Basic physicochemical parameters, TPC, and AA for the studied wood by-products.

By-product	Density (g mL⁻¹)	pH	TPC (mg GAE L⁻¹)	AA (mM TRE L⁻¹)
Chips
Water extract, 25°C
Pine tree	0.9962	4.20	378 ± 3	2.43 ± 0.03
Cherry tree	0.9942	6.13	164 ± 3	0.81 ± 0.01
Walnut	0.9907	6.77	160 ± 1	0.46 ± 0.03
Water extract, 80°C
Pine tree	0.9721	3.76	638 ± 3	5.47 ± 0.04
Cherry tree	0.9947	4.78	536 ± 2	2.98 ± 0.06
Walnut	0.9812	4.75	496 ± 1	2.08 ± 0.02
Screw water
Raw material
Chestnut	0.885	3.45	9895 ± 95	40.4 ± 0.4
Oak	0.991	3.57	8800 ± 252	41.7 ± 0.8
Ethyl lactate extract
Chestnut	1.0035	3.85	3653 ± 60	32.0 ± 0.2
Oak	1.0244	4.02	2765 ± 78	21.0 ± 0.3
Ethanolic extract
Chestnut	0.9224	4.22	3553 ± 63	27.0 ± 0.1
Oak	0.9324	4.35	2650 ± 27	18.0 ± 0.3
Concentrate
Raw material
Chestnut	1.1574	3.60	53633 ± 1586	279 ± 20
Oak	1.1840	3.48	40260 ± 2313	223 ± 14
Ethyl lactate extract
Chestnut	1.0544	4.45	31938 ± 1281	214 ± 3
Oak	1.0351	4.15	31768 ± 464	187 ± 2
Ethanolic extract
Chestnut	0.9462	4.79	25582 ± 167	161 ± 3
Oak	0.9438	4.46	25905 ± 779	163 ± 6

TPC: total polyphenols content; AA: antioxidant activity; mM TRE L⁻¹: mM Trolox equivalents in the liquid extract; mg GAE L⁻¹: milligram of gallic acid equivalents in the liquid extract.

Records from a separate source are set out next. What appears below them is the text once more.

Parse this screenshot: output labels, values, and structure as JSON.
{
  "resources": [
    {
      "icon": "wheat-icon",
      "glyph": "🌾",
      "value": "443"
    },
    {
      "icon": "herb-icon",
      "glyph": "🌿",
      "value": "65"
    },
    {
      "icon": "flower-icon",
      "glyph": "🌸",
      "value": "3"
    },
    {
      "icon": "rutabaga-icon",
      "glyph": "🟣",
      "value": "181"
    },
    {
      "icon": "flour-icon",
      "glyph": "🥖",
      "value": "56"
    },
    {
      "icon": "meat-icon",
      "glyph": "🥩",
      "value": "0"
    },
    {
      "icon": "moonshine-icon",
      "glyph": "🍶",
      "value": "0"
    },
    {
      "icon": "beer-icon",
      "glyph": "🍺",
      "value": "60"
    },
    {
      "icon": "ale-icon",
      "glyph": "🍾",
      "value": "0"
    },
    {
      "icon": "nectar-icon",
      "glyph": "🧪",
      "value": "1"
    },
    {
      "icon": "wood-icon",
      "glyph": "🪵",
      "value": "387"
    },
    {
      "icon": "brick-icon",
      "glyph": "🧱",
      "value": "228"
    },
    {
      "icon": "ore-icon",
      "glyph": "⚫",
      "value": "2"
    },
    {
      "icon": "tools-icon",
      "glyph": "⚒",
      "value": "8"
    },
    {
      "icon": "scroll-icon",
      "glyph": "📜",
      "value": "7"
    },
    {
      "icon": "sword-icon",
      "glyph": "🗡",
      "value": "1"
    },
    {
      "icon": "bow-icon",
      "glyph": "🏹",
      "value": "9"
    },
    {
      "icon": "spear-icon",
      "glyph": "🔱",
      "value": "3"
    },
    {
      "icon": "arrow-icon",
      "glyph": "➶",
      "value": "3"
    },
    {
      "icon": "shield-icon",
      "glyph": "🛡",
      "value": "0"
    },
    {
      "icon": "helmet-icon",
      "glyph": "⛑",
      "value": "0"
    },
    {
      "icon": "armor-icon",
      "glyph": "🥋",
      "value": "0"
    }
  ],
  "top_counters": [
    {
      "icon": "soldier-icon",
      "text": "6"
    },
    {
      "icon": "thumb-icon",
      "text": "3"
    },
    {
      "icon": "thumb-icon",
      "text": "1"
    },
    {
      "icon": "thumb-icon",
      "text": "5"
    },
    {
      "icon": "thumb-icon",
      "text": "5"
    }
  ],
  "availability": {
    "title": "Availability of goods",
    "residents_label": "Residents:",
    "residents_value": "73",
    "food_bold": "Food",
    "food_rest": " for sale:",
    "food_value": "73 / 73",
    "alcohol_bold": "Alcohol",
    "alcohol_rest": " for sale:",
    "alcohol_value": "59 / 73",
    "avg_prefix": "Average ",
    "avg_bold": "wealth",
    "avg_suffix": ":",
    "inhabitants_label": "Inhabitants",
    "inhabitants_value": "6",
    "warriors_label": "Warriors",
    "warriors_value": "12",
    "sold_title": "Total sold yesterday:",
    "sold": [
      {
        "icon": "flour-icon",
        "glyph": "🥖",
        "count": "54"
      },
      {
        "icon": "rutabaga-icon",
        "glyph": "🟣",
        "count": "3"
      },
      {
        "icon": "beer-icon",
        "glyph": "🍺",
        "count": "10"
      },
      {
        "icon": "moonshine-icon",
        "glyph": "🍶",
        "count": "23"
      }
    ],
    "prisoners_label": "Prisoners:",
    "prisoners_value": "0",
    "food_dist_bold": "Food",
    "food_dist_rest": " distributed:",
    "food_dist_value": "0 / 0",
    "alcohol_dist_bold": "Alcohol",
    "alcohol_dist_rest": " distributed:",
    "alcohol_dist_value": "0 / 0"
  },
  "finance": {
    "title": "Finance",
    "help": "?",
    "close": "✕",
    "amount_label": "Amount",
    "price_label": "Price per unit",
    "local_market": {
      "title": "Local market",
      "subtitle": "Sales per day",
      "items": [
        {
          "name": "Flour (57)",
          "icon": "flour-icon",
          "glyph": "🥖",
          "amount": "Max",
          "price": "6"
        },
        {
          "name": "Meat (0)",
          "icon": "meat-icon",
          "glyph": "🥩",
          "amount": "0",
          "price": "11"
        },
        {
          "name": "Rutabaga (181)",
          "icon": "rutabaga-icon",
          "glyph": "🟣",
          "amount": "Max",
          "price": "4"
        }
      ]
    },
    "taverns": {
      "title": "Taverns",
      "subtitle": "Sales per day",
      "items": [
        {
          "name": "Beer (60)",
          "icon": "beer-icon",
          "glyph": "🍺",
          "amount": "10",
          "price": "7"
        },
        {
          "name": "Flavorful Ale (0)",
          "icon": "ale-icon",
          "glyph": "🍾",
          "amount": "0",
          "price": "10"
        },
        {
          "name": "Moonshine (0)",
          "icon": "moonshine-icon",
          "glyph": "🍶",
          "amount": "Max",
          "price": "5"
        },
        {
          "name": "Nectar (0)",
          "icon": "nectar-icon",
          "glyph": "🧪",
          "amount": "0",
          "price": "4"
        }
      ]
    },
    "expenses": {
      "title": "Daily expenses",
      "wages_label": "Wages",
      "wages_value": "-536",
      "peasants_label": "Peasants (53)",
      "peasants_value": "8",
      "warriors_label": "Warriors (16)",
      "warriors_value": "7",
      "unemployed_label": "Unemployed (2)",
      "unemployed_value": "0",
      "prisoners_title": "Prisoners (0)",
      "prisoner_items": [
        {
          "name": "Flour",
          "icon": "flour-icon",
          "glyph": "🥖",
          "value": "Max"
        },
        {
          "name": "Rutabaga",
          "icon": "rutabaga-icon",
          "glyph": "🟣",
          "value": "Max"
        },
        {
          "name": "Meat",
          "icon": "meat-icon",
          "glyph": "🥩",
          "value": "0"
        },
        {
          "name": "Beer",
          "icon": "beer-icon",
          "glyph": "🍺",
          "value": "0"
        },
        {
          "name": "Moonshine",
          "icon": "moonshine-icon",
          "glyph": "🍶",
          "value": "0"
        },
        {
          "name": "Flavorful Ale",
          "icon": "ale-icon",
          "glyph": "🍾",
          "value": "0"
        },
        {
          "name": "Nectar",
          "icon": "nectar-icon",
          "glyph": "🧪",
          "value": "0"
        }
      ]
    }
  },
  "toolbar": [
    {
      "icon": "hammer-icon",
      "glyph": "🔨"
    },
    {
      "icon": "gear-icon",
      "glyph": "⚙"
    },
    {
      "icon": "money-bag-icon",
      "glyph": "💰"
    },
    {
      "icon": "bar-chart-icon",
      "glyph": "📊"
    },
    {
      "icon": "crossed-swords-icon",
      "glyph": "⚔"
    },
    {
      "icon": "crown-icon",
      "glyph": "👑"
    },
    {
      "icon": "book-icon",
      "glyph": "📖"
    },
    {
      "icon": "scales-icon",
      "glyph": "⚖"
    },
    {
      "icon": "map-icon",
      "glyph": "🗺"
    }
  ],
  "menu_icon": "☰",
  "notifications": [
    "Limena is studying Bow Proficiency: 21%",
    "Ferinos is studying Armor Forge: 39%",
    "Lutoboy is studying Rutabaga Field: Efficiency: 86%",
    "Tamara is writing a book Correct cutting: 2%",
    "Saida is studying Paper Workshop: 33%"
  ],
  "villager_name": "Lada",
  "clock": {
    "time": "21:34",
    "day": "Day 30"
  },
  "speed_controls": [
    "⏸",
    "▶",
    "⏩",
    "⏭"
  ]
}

The chromatographic profile for the three different wooden chips aqueous extracts was obtained by SPME-GC-MS. The procedure is described in “SPME procedure” section. The obtained chromatogram for each wood species after performing the solid-liquid extraction at the two studied temperatures is shown in Figure 3(a). As can be seen, the chromatographic profile was clearly different for the three evaluated wood species. However, no significant differences regarding the composition of the extracts were observed between performing the chips extraction at 25°C or 80°C, although the abundance of the peaks was clearly higher when the extraction was performed at 80°C. Regarding the extraction time, no significant differences were observed between 16 h and 168 h (a week) (data not shown). Therefore, for practical reasons, 16 h was selected. Individual SPME-GC-MS chromatograms, under the selected extraction conditions (80°C for 16 h), for the different wood chip extracts, are shown in Figure 3(b). The tentative identification of the compounds was performed by comparing the experimental mass spectra with those included in the NIST database commercial library (match >80%). The analysis revealed the presence of 17 different compounds that are summarized in Table 2. Eleven out of the 17 identified compounds were found in the pine tree chips extract, whereas 6 and 5 were identified in the walnut and cherry tree chip extracts, respectively. Highlights the abundance of α-terpineol (peak 2) in the pine tree chip extract. This compound is a well-known monoterpene, usually employed as perfuming agent in cosmetics and as flavoring in the food and beverages industry. Several biological properties of α-terpineol include antioxidant and antitumoral activity as well as cardiovascular and antihypertensive effects. Regarding the most abundant detected compounds in the cherry tree and walnut chip extracts, respectively, trans-benzylideneacetone (peak 3) is employed as flavoring agent in food and perfumes, and 1,2,3-trimethoxy-5-allylbenzene (peak 7), also known as elemicin, is a phenylpropene with a high antibacterial activity.^17,18

Figure 3.

Cherry tree, walnut, and pine tree aqueous extracts: SPME-GC-MS analysis (a) comparison between the studied extraction temperatures and (b) identified compounds.

Table 2.

Identified compounds by SPME-GC-MS analysis in the wooden chips aqueous extracts (solid-liquid extraction at 80°C for 16 h).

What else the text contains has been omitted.